Rose has plotted some 60 new archaeological sites that appear on the shores of the Gulf after this event, where previously there had only been a handful of scattered hunting camps. ‘These settlements boast well-built, permanent stone houses, long-distance trade networks, elaborately decorated pottery, domesticated animals, and even evidence for one of the oldest boats in the world,’ Rose says, before asking: ‘how could such highly developed settlements pop up so quickly, with no precursor populations to be found in the archaeological record? These new colonists may have come from the heart of the Gulf, displaced by rising water levels that plunged the once fertile landscape beneath the waters of the Indian Ocean.’
Sea level data show that, prior to the flood, the Gulf basin would have been an ideal refuge from the harsh deserts surrounding it, with fresh water supplied by the Tigris, Euphrates, Karun, and Wadi Baton Rivers, as well as by underground springs. This well-watered and fertile landmass may well have been host to early migrants out of Africa, and would have provided ‘a sanctuary throughout the Ice Ages when much of the region was rendered uninhabitable due to hyperaridity’, Rose said.
Persian Gulf: the first migration? (World Archaeology)
Lost Civilization May Have Existed Beneath the Persian Gulf (Live Science)
It’s possible, then, that this “lost civilization” might be the source of the Basal Eurasians.

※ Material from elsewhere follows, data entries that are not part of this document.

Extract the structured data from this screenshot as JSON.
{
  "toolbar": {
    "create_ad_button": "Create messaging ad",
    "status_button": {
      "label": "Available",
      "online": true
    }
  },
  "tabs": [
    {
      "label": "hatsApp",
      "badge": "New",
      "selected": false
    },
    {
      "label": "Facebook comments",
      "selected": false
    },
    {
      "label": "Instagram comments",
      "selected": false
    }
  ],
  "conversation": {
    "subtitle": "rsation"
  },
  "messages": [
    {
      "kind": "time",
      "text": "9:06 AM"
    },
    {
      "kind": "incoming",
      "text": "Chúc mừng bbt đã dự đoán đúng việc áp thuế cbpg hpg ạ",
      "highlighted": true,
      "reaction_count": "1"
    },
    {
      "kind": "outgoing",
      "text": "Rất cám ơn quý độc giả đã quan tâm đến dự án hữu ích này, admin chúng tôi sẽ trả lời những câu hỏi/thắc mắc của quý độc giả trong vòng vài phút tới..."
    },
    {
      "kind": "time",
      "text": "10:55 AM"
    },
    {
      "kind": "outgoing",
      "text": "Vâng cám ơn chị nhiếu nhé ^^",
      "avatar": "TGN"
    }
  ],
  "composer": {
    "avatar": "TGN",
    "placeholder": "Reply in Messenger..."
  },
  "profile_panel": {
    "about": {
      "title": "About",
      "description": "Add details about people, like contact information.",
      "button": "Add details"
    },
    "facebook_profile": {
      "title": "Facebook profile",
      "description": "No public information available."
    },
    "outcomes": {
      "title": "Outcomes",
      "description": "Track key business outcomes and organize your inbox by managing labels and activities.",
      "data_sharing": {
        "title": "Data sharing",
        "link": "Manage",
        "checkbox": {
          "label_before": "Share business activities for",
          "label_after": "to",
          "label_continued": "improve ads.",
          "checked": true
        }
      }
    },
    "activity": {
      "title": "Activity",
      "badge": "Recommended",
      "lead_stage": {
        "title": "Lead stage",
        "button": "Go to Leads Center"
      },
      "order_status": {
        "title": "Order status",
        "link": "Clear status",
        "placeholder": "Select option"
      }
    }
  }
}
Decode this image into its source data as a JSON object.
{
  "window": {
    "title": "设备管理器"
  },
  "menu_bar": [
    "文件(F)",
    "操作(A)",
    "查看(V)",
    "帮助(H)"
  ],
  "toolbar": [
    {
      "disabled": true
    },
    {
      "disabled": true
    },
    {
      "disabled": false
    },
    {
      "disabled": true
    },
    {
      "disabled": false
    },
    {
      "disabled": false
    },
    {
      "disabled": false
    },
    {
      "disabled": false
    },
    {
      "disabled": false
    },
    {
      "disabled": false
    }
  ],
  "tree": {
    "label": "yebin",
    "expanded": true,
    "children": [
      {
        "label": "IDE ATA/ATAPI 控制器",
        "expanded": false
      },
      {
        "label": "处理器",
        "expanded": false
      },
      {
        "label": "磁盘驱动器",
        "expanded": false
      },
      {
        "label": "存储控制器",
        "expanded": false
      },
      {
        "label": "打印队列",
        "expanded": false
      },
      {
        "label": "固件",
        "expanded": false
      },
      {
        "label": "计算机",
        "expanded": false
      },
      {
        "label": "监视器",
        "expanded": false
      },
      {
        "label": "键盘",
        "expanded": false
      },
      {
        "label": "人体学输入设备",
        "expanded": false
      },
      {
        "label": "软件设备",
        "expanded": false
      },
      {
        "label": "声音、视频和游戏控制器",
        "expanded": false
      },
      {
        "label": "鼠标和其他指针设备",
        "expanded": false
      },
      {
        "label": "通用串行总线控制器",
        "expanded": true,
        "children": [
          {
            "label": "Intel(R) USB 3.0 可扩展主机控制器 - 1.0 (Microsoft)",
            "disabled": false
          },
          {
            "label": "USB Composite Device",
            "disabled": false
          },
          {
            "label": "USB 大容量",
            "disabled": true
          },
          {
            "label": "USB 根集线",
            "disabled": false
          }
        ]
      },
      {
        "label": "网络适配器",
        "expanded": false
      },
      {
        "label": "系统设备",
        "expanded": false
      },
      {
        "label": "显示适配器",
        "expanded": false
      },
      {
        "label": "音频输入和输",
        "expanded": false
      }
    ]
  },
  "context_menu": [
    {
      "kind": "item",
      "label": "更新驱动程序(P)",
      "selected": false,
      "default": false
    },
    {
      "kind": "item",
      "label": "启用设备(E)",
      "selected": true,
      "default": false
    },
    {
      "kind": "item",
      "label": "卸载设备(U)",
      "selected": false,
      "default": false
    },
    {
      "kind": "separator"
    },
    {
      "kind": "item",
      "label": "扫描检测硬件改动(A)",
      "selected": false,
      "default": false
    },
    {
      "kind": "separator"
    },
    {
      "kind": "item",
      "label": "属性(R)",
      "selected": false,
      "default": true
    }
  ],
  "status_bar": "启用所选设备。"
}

This group would have been isolated from the Neanderthal populations living elsewhere in the region. Later, after the inundation of the Gulf, they could have migrated outward and contributed ancestry to the people who subsequently became the first farmers in both Israel and Iran. Form there, those farmers expanded and migrated into both Europe and India.
The flooding of the Persian Gulf has also been seen as a possible origin of the Sumerian creation myth, which became part of both the Epic of Gilgamesh and the story of Noah’s ark in the Bible. The location of this oasis and its geography also closely resemble the Biblical description and location of the Garden of Eden. The sudden appearance of the Sumerians among the Semitic-speaking peoples of the ancient Near East may also have helped kickstart civilization in this region, including the founding of cities like Eridu and Uruk which acted as places of trade and cultural transmission.